The artist’s image recreates a photograph of the boy taken by Nilüfer Demir, who was working for the Turkish agency DHA, that horrified the world and brought international scrutiny to the realities of the refugee crisis.
Mr. Weiwei has been at Lesbos since the beginning of the new year, offering refugees assistance as they land while collecting rubber from the incoming boats for an art installation.
The image was shot by photographer Rohit Chawla for the magazine India Today and will run next week along with an interview with the artist. A print of the image is on display in an exhibition titled “The Artists” that was held at the recently concluded India Art Fair.
But has Mr. Weiwei gone too far in emulating this tragedy?
There are some defenders. “It is an iconic image because it is very political, human and involves an incredibly important artist like Ai Weiwei,” said co-owner of the fair, Sandy Angus, who spoke to the Washington Post.
“Powerful tribute to the three-year old Syrian refugee who drowned in the Mediterranean last year by Chinese artist Ai Weiwei,” said Michael Hermann said on Mr. Weiwei’s Instagram page.
But many were outraged by the photograph, labeling it both callous and careerist.

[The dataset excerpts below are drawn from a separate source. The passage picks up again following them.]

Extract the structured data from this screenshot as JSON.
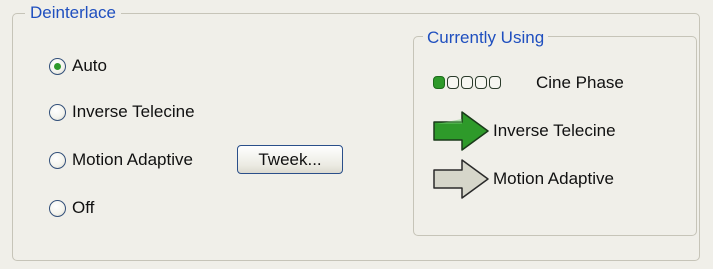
{
  "deinterlace": {
    "title": "Deinterlace",
    "options": [
      {
        "label": "Auto",
        "checked": true
      },
      {
        "label": "Inverse Telecine",
        "checked": false
      },
      {
        "label": "Motion Adaptive",
        "checked": false
      },
      {
        "label": "Off",
        "checked": false
      }
    ],
    "tweak_button": "Tweek..."
  },
  "currently_using": {
    "title": "Currently Using",
    "cine_phase": {
      "label": "Cine Phase",
      "dots_total": 5,
      "dots_active": 1
    },
    "modes": [
      {
        "label": "Inverse Telecine",
        "active": true
      },
      {
        "label": "Motion Adaptive",
        "active": false
      }
    ]
  },
  "colors": {
    "group_title": "#1f4fbf",
    "active_green": "#2e9a2a",
    "inactive_gray": "#d2d2c6",
    "background": "#f0efe9"
  }
}
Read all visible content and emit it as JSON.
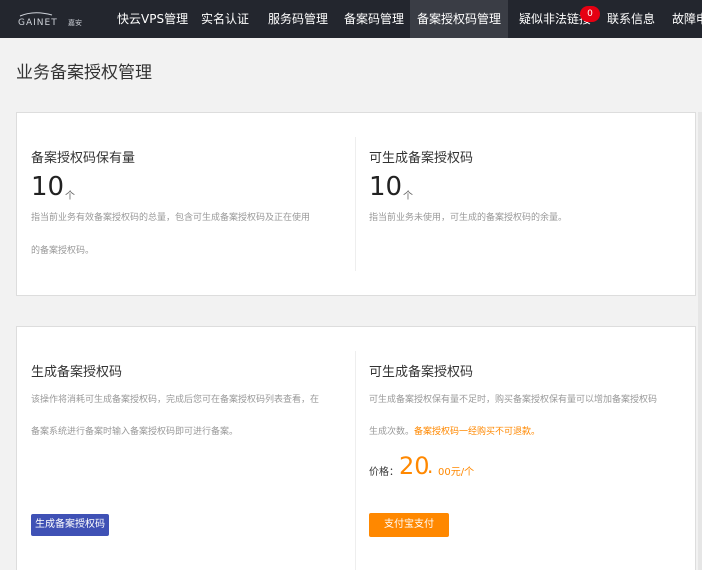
{
  "nav": {
    "logo_text": "GAINET 嘉安",
    "items": [
      {
        "label": "快云VPS管理"
      },
      {
        "label": "实名认证"
      },
      {
        "label": "服务码管理"
      },
      {
        "label": "备案码管理"
      },
      {
        "label": "备案授权码管理"
      },
      {
        "label": "疑似非法链接"
      },
      {
        "label": "联系信息"
      },
      {
        "label": "故障申"
      }
    ],
    "badge_count": "0"
  },
  "page_title": "业务备案授权管理",
  "stats": {
    "held": {
      "title": "备案授权码保有量",
      "value": "10",
      "unit": "个",
      "desc_line1": "指当前业务有效备案授权码的总量，包含可生成备案授权码及正在使用",
      "desc_line2": "的备案授权码。"
    },
    "available": {
      "title": "可生成备案授权码",
      "value": "10",
      "unit": "个",
      "desc": "指当前业务未使用，可生成的备案授权码的余量。"
    }
  },
  "generate": {
    "title": "生成备案授权码",
    "desc_line1": "该操作将消耗可生成备案授权码，完成后您可在备案授权码列表查看，在",
    "desc_line2": "备案系统进行备案时输入备案授权码即可进行备案。",
    "button_label": "生成备案授权码"
  },
  "purchase": {
    "title": "可生成备案授权码",
    "desc_line1": "可生成备案授权保有量不足时，购买备案授权保有量可以增加备案授权码",
    "desc_line2_prefix": "生成次数。",
    "desc_line2_warning": "备案授权码一经购买不可退款。",
    "price_label": "价格：",
    "price_value": "20",
    "price_decimal": ".",
    "price_unit": "00元/个",
    "button_label": "支付宝支付"
  },
  "colors": {
    "nav_bg": "#23262e",
    "accent_orange": "#ff8800",
    "button_blue": "#3f51b5",
    "badge_red": "#e60012"
  }
}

Brooklyn artist Sean Capone summed up his feelings thusly, commenting on the photo on Instragram: “Calling you [Mr. Weiwei] out for your bad taste, egotistical victim porn and endless parade of crappy art, enough is enough.”
New York-based Street photographer Sally Davies agreed.
“I viscerely reject this image in every way,” she told the Observer via email. “Having viewed the original heart-breaking photo of the small child washed up on the beach, this feels like nothing more than an opportunist move to hitchhike onto a current tragedy. I resent him mooching an image that has been burnt into my psyche forever, and I hold art in a much higher esteem than this.”
The news of the haunting photo comes just a day after the artist chose to shut down his exhibition at the Faurschou Foundation in Copenhagen, Denmark, titled “Ruptures,” as a protest against a recently passed law that will allow Danish authorities to seize property from refugees.
Mr. Weiwei currently has a two-person exhibition with Andy Warhol at the National Gallery of Victoria in Melbourne, Australia. The show runs through April 24.